In fact, if anyone had told me when I started on my boccia journey that being an athlete would be a full-time job I would have been shocked. However, on-court training plus strength & conditioning is only a part of the picture of the bigger picture.
Since early 2029 I have received intensive support as a World Class Programme athlete from Boccia UK. This is funded by Sport UK. Besides the strength & conditioning work I do at home they encourage my love of RaceRunning. The programme is regularly reviewed to make sure it continues to meet my boccia needs.
During Covid when I couldn’t get into a gym the programme was adapted for me to do at home. Surprisingly (after breaking my wrist) even a walking stick can make a great S&C activity when you have CP.

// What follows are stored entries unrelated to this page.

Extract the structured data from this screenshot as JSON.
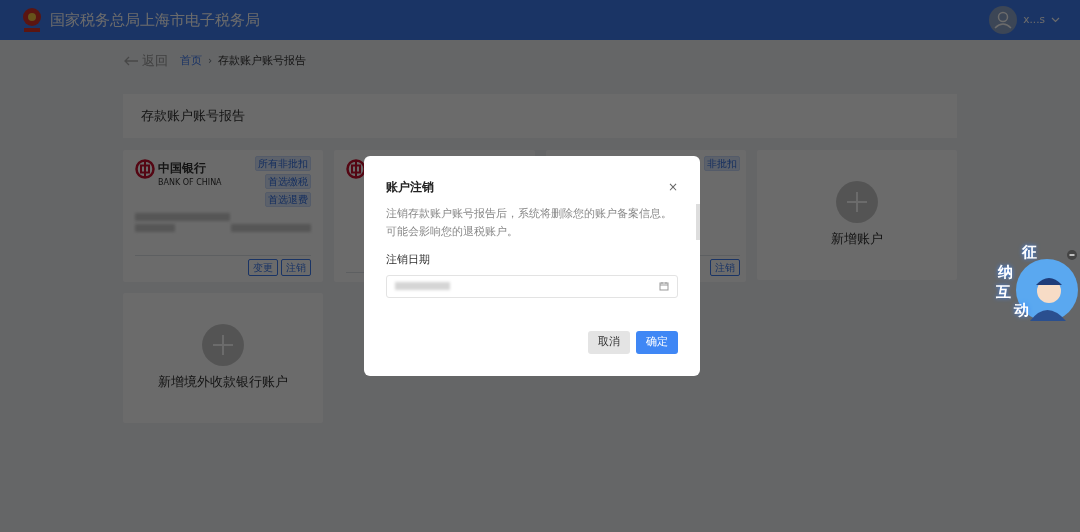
{
  "header": {
    "title": "国家税务总局上海市电子税务局",
    "user": "x...s"
  },
  "back": "返回",
  "breadcrumb_separator": "›",
  "breadcrumb": [
    {
      "label": "首页",
      "link": true
    },
    {
      "label": "存款账户账号报告",
      "link": false
    }
  ],
  "page_title": "存款账户账号报告",
  "accounts": [
    {
      "kind": "bank",
      "logo": true,
      "bank_name": "中国银行",
      "bank_name_en": "BANK OF CHINA",
      "tags": [
        "所有非批扣",
        "首选缴税",
        "首选退费"
      ],
      "buttons": [
        "变更",
        "注销"
      ]
    },
    {
      "kind": "bank",
      "logo": true
    },
    {
      "kind": "bank",
      "tags": [
        "非批扣"
      ],
      "buttons": [
        "注销"
      ]
    },
    {
      "kind": "add",
      "label": "新增账户"
    },
    {
      "kind": "add",
      "label": "新增境外收款银行账户"
    }
  ],
  "dialog": {
    "title": "账户注销",
    "close": "×",
    "message": "注销存款账户账号报告后，系统将删除您的账户备案信息。可能会影响您的退税账户。",
    "field_label": "注销日期",
    "buttons": [
      {
        "label": "取消",
        "primary": false
      },
      {
        "label": "确定",
        "primary": true
      }
    ]
  },
  "widget": {
    "chars": [
      "征",
      "纳",
      "互",
      "动"
    ]
  }
}
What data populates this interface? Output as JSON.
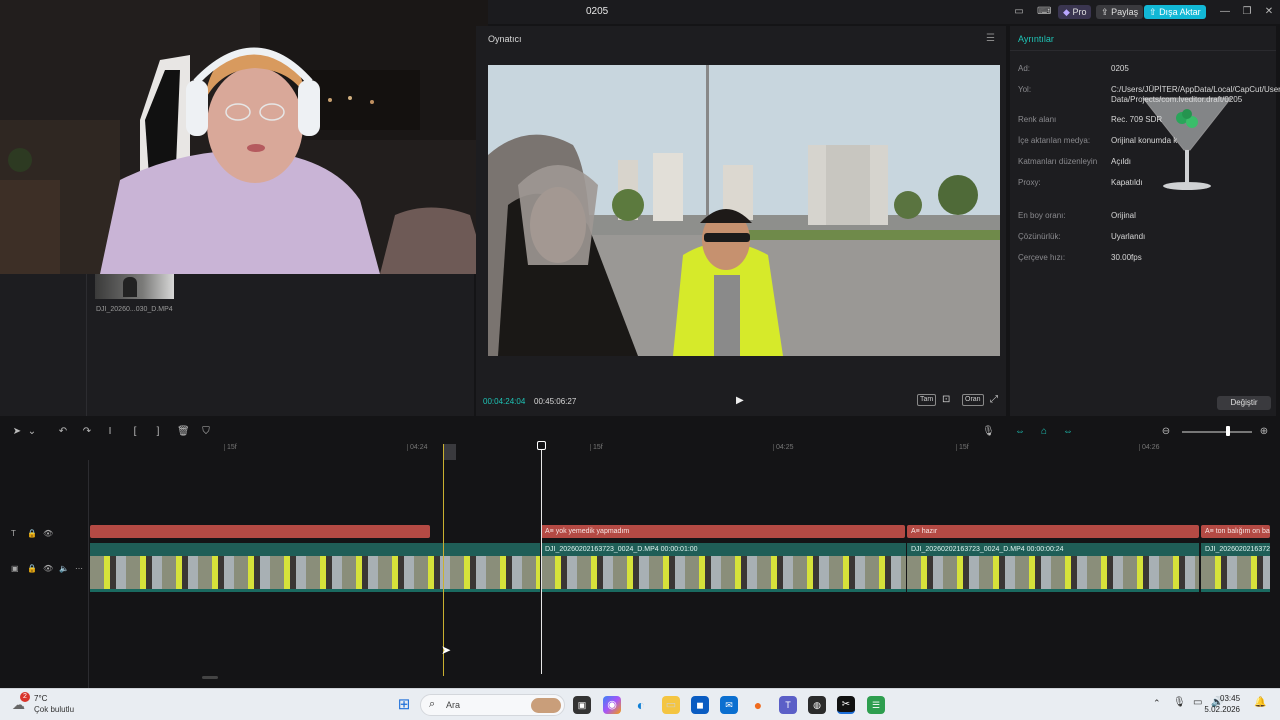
{
  "window": {
    "title": "0205"
  },
  "titlebar": {
    "pro_label": "Pro",
    "share_label": "Paylaş",
    "export_label": "Dışa Aktar",
    "minimize_glyph": "—",
    "maximize_glyph": "❐",
    "close_glyph": "✕"
  },
  "media": {
    "clip_name": "DJI_20260...030_D.MP4"
  },
  "player": {
    "title": "Oynatıcı",
    "current_time": "00:04:24:04",
    "total_time": "00:45:06:27",
    "full_label": "Tam",
    "ratio_label": "Oran"
  },
  "details": {
    "title": "Ayrıntılar",
    "rows": [
      {
        "label": "Ad:",
        "value": "0205"
      },
      {
        "label": "Yol:",
        "value": "C:/Users/JÜPİTER/AppData/Local/CapCut/User Data/Projects/com.lveditor.draft/0205"
      },
      {
        "label": "Renk alanı",
        "value": "Rec. 709 SDR"
      },
      {
        "label": "İçe aktarılan medya:",
        "value": "Orijinal konumda k"
      },
      {
        "label": "Katmanları düzenleyin",
        "value": "Açıldı"
      },
      {
        "label": "Proxy:",
        "value": "Kapatıldı"
      },
      {
        "label": "En boy oranı:",
        "value": "Orijinal"
      },
      {
        "label": "Çözünürlük:",
        "value": "Uyarlandı"
      },
      {
        "label": "Çerçeve hızı:",
        "value": "30.00fps"
      }
    ],
    "change_label": "Değiştir"
  },
  "timeline": {
    "ruler": [
      {
        "label": "15f"
      },
      {
        "label": "04:24"
      },
      {
        "label": "15f"
      },
      {
        "label": "04:25"
      },
      {
        "label": "15f"
      },
      {
        "label": "04:26"
      }
    ],
    "text_clips": [
      {
        "label": ""
      },
      {
        "label": "A≡ yok yemedik yapmadım"
      },
      {
        "label": "A≡ hazır"
      },
      {
        "label": "A≡ ton balığım on ba"
      }
    ],
    "video_clips": [
      {
        "label": ""
      },
      {
        "label": "DJI_20260202163723_0024_D.MP4   00:00:01:00"
      },
      {
        "label": "DJI_20260202163723_0024_D.MP4   00:00:00:24"
      },
      {
        "label": "DJI_2026020216372"
      }
    ]
  },
  "taskbar": {
    "weather_temp": "7°C",
    "weather_desc": "Çok bulutlu",
    "weather_badge": "2",
    "search_label": "Ara",
    "time": "03:45",
    "date": "5.02.2026"
  }
}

These days my workout session has progressed so well that my gym warm-up consists of what I did back when I started as my whole Strength & Conditioning session.
What else is needed?
I was been incredibly fortunate as part of my boccia journey to have been supported between 2015 and 2020 by the Sport England Talented Athletes Sports Scholarship (TASS)
This organization provide students in England who are training at the highest levels in their sport with additional services. I attended the Leeds Beckett University Centre and received a range of services. This included lifestyle input, nutritional support, sports psychology sessions and weekly strength & conditioning, all from qualified professionals.
If we add the strength & conditioning input to the work I’ve done on my core in RaceRunning then I can honestly say it has benefitted me on the boccia court giving me the flexibility to reach the high and low shots needed to take advantage of play all over the court.